Councillor Nick Lewry made the point that while the main plan for the site includes a secondary school, proposals for a new school at Brighton General Hospital have been brought forward since Toad’s Hole Valley plans were first launched.

So with a Toad’s Hole school unlikely, children who live in the development’s 825 homes will also have to cross the busy road, causing further traffic problems, especially if pedestrian crossings are then added.

The councillor also asked why the plans did not include footbridges over the road.

Conservative group leader Councillor Tony Janio pointed out that King George VI already carries the burden of acting as the A27 relief road when an accident or roadworks close the dual carriageway.

Several people were worried the plans did not include a medical centre – a concern raised in The Argus by Councillor Vanessa Brown last week.

Virginia Foot, from Hove, said: “I’m a bit sceptical. I thought there’d be a bit more information.

“Doctors are closing down in Hove, and in Brighton, as it is.

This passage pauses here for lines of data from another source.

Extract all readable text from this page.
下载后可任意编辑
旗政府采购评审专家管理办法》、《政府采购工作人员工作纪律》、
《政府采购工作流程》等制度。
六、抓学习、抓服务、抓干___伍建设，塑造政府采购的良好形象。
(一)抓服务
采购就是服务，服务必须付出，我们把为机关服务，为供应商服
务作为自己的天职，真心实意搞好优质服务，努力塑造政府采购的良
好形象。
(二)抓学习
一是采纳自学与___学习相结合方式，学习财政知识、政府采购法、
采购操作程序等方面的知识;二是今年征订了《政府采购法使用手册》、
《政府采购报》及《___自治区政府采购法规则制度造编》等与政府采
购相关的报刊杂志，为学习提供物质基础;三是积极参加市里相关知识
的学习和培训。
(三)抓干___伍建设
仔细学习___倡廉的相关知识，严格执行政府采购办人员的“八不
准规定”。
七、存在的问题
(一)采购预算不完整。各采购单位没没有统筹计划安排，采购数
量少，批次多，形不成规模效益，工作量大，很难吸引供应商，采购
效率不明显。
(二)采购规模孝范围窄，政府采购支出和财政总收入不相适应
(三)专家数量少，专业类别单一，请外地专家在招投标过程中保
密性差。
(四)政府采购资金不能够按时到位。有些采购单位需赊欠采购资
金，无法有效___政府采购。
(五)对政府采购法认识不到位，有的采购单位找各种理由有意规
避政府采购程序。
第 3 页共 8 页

“If there’s this many more houses, and this many more people, if there’s no doctors, I’m a little concerned about that.

“I thought there might be a doctor’s surgery.”

Jade Tomes, who is considering moving to the development with her boyfriend to start a family, said: “One of the main concerns for me would be GP practices.

“I work for the NHS locally and I understand there’s been a lot of closures recently in general practice.

“So I’d be keen to ensure there are enough services and amenities for healthcare, to provide for the population that’s going to be living there.”

But she and her boyfriend were both impressed with the design of the houses themselves, which they called “stylish, light and modern.”

Simon Harmsworth, an architect working for St Congar, said reaction to house designs had been positive.

He said: “Everyone seems happy with the look of the place, and the design of both the houses and the layout.

“There’s a general acceptance that it’s going to happen.”

More than 11,000 letters were sent by St Congar to residents in neighbouring streets and wards prior to the exhibitions, and last week staff went door to door to let people know where and when the displays would be going ahead.

Tony Blackburn, operations manager for St Congar, said the firm had been delighted with turnout and acknowledged the general concerns over traffic and especially King George VI Avenue.

He added: “St Congar will be reviewing all comments with our expert consultants in order to address the feedback from local residents.”